Here’s how Mange not so fondly remembers what Operation Motorcide meant in her life:

“Every Christmas Day, as a public information officer for the Texas Department of Public Safety, I would leave my family and head into work to count dead people. It was incredibly sad. All those lives, representing even more lives irreparably changed. And every year, I would think to myself, ‘We’ve got to stop doing this.’”

“And then one Christmas, it finally happened at a time when I could actually do something about it.”

It was triggered by this question from a reporter: “Did you meet your quota? … You know, did you meet your quota of dead people?”

“’IT’S NOT A QUOTA,’ I huffed, and then I decided that Motorcide would have to die.”

“Sadly,” she wrote, “the fatalities keep on coming, whether we’re estimating how many there will be or not. It’s been almost 20 years since Texas had a day — holiday or not — without a traffic fatality.”

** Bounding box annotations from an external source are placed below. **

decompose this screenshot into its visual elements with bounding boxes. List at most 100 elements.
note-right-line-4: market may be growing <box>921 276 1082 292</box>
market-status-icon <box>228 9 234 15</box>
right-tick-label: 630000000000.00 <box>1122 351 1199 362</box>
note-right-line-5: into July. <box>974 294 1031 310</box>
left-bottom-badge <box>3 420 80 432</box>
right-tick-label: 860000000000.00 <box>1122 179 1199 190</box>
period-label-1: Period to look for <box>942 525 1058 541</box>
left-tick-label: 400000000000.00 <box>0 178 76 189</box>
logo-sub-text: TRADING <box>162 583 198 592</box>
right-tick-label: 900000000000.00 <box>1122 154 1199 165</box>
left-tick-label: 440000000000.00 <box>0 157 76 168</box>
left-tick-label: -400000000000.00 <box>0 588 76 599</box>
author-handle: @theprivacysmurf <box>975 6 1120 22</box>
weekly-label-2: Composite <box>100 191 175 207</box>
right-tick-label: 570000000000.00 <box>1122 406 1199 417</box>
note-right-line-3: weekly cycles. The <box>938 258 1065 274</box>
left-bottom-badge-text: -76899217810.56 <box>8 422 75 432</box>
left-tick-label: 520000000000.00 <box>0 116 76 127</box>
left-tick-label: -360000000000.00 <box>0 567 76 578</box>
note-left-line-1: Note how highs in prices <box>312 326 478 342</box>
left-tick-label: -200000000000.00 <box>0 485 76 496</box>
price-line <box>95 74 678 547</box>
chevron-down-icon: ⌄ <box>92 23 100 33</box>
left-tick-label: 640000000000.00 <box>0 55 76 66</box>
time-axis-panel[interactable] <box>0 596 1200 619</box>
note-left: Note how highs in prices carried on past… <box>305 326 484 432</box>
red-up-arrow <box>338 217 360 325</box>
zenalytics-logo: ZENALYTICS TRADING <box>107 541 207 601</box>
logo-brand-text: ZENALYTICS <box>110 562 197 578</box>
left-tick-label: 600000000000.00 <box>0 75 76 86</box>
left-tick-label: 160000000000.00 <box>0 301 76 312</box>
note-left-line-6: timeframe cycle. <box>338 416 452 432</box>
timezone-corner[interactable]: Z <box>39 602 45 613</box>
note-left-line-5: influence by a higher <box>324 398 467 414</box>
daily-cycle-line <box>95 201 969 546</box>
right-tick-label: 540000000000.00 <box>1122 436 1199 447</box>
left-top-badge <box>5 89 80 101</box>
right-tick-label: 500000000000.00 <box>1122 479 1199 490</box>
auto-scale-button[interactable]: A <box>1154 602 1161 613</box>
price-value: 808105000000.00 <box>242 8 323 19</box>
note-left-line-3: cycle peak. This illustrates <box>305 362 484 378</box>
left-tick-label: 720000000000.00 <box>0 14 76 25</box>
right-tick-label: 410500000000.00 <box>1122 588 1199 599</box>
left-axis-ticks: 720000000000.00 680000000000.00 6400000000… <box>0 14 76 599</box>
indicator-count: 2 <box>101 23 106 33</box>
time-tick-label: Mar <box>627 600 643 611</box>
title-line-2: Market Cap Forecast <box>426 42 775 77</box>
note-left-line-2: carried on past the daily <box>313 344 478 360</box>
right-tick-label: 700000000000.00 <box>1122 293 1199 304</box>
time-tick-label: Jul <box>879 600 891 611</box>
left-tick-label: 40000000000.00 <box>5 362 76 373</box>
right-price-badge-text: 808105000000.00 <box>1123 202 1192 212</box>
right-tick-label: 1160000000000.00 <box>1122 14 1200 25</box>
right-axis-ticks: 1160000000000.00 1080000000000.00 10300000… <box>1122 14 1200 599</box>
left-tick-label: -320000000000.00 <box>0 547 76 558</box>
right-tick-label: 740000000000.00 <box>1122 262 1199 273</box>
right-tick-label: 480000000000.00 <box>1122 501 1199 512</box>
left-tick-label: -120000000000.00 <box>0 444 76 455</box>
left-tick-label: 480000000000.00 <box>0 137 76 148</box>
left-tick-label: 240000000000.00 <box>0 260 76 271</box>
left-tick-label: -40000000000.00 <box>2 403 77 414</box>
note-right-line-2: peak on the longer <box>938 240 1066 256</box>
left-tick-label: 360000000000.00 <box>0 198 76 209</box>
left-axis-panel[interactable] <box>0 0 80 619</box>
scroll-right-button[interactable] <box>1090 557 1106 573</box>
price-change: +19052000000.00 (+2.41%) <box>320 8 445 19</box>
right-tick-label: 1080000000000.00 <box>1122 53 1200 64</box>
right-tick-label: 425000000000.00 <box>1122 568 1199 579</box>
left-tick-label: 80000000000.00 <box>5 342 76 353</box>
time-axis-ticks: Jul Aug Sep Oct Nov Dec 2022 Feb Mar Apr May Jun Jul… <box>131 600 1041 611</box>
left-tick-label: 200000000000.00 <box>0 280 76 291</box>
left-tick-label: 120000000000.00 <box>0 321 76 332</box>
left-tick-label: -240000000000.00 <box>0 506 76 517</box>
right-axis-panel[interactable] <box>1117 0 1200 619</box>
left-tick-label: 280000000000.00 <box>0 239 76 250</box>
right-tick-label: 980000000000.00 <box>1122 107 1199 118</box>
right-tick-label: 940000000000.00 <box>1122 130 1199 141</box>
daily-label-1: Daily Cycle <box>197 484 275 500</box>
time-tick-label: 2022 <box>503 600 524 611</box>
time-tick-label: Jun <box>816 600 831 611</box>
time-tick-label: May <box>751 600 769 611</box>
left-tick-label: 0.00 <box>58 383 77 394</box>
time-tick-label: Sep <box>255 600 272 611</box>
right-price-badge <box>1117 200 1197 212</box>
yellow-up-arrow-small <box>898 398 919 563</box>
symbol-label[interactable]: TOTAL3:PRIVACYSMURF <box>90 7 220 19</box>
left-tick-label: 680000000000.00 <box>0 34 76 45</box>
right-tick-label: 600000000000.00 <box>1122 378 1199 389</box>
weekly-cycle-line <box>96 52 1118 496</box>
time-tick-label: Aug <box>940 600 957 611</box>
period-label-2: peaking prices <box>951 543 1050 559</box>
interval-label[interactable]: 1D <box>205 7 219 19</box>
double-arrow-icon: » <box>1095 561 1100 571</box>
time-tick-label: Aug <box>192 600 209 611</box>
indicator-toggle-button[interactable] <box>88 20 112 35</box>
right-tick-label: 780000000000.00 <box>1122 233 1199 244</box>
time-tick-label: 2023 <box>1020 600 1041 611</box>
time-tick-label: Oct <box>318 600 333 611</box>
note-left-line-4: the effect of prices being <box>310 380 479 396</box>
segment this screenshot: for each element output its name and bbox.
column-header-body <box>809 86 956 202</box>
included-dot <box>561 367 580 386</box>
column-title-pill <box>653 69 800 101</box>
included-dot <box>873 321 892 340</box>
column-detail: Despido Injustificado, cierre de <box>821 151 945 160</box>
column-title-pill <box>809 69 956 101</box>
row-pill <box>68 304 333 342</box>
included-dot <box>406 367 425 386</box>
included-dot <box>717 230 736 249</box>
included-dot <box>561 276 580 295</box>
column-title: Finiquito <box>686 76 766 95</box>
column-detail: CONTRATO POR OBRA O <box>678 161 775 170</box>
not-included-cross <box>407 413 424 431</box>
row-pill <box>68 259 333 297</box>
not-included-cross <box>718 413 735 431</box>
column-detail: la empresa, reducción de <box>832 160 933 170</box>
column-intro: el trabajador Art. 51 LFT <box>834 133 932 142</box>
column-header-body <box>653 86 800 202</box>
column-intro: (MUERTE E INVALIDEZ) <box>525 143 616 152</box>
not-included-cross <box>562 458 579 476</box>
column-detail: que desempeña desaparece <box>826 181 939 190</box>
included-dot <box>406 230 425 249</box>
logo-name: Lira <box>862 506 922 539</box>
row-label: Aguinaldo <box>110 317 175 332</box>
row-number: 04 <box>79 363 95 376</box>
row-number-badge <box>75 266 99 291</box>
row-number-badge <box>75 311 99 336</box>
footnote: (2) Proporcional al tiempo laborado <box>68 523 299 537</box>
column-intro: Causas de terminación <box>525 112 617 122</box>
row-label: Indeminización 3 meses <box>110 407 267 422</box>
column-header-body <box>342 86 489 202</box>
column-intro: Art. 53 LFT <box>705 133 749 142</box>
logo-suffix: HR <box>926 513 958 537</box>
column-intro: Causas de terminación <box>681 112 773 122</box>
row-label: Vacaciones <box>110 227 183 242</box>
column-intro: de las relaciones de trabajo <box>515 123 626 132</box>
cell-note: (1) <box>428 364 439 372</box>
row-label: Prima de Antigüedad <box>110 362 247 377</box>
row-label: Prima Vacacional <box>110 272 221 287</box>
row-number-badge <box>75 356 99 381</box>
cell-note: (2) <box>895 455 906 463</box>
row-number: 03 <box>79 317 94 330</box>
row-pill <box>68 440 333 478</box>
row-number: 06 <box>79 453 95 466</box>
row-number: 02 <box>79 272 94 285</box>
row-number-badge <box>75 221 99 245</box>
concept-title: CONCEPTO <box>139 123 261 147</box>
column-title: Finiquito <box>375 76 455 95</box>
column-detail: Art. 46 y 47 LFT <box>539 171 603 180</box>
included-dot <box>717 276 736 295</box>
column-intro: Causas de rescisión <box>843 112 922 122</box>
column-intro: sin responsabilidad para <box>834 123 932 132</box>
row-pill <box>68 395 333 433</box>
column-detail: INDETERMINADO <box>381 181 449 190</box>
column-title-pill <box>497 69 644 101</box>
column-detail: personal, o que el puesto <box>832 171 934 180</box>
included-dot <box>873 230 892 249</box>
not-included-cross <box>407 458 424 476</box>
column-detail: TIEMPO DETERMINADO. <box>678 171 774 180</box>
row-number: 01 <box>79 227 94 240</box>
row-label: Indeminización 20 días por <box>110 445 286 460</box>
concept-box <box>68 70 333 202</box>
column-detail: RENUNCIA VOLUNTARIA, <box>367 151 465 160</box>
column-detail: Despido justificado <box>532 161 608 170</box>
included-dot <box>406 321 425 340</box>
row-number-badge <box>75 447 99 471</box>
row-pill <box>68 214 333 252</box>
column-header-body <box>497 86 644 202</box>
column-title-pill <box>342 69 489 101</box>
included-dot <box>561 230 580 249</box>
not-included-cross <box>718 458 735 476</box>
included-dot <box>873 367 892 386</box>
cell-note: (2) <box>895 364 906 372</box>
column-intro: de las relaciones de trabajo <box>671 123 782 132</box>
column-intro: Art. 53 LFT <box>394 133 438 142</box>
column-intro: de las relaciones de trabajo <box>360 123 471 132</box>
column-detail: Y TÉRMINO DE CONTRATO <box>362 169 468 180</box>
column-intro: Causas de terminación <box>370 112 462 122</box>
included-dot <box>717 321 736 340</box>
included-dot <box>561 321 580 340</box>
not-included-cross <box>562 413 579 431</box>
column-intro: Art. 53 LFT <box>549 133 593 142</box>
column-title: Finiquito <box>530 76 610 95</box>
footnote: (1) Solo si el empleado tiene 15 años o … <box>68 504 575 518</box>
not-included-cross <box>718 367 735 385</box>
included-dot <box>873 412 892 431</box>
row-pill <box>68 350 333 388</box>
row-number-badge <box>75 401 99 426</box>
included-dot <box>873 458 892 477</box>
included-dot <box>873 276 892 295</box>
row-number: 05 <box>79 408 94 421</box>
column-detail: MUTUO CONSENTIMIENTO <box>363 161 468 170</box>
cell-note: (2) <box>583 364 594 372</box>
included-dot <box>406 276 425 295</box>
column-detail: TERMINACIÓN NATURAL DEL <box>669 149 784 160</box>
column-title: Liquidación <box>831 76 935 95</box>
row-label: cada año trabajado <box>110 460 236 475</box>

Sad, indeed. Operation Motorcide is long gone, but the effort to save lives continues. TxDOT recently announced summertime driving safety reminders, including “stay alert and avoid drowsy or aggressive driving while behind the wheel this summer.”

There’s a longer list of dos and don’ts. All are good advice. And if any of them are new to you, it’s probably best for the rest of us if you just turn in your driver’s license.

This also might be useful advice. It was No. 3 on young Cooper's five tips for getting there alive: "Yield and pray."